HSC Drama Performances in the Age of Covid
Beginning this week, thousands of Year 12 Drama students all over NSW will be preparing for their HSC Drama Performances. They will be going over lines, checking costumes, putting the finishing touches to design projects, signing off on scripts, films, research projects and the other non performance Individual Performances. For many of them it is the culmination of six years of studying Drama. Everyone will be nervous Why wouldn’t they be? The stakes couldn’t be higher.
At the same time hundreds of Drama teachers will be teaming up and jumping into cars to travel the length and breadth of the State to mark these performances. They will be travelling to schools in pairs armed with mark sheets and stop watches dressed as formally and officially as their wardrobes allow. These teachers will be nervous too, the fate of all those drama students lies in their hands. It will be their responsibility to ensure that each student receives the score they deserve.

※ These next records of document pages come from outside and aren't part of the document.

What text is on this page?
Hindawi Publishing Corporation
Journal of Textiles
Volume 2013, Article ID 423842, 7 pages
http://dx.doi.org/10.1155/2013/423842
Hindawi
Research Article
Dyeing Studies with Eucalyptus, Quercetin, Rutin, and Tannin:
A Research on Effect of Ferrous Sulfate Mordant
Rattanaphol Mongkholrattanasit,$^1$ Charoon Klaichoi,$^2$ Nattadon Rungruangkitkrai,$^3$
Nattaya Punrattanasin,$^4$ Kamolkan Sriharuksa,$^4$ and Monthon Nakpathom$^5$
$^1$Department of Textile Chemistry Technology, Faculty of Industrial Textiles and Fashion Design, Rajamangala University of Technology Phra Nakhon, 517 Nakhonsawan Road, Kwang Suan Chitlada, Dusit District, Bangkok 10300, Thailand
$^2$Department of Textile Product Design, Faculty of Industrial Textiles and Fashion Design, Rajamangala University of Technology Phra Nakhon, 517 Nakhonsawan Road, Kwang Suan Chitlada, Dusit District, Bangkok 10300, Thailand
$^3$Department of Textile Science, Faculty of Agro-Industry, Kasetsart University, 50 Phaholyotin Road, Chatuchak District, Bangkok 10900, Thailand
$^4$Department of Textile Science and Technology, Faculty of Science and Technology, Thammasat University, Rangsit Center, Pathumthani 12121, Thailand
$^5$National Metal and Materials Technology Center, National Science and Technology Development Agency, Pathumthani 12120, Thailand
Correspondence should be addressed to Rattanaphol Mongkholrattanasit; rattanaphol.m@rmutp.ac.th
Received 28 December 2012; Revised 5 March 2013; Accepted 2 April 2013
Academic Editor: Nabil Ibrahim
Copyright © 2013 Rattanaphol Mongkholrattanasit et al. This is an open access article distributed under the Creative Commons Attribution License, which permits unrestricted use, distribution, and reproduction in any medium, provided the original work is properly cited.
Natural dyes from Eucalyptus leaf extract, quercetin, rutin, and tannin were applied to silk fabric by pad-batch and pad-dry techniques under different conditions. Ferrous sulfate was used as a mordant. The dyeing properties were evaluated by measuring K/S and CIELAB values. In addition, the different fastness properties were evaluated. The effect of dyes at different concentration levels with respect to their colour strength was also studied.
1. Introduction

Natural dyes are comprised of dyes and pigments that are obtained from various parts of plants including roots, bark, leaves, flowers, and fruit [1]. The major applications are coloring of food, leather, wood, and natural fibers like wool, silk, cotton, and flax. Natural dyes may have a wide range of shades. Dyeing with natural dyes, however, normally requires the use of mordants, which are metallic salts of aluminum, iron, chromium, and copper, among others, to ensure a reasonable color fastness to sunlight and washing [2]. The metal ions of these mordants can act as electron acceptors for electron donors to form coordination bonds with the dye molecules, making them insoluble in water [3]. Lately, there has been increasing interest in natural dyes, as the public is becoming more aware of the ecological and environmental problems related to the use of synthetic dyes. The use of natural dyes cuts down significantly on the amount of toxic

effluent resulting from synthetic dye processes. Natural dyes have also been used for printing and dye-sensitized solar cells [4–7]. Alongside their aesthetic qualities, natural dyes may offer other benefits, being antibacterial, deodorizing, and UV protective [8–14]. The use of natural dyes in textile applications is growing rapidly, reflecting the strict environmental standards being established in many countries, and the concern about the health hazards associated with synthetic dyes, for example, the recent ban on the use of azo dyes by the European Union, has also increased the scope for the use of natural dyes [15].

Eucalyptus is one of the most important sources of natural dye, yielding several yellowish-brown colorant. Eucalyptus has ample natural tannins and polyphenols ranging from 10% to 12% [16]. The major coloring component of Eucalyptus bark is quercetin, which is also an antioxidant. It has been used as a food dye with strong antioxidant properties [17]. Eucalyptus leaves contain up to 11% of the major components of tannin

In schools around the State anxious Drama teachers who aren’t marking will be at their schools at the crack of dawn early, checking that is all in readiness for the big day. They will be warming up lights, adjusting sound levels, going over paperwork as they await their students and the markers. These teachers have nursed their charges like mother hens. Advised them on pieces, encouraged them to take risks and be adventurous and, in some cases, dragged them to the finishing line using every bit of wit they can muster. There is something very special about teaching Drama at HSC level. Although these teachers don’t direct their students performances, they have been with them every step of the way and offered support, encouragement and counsel.
But this year is will be different. Very different. Covid has seen to that.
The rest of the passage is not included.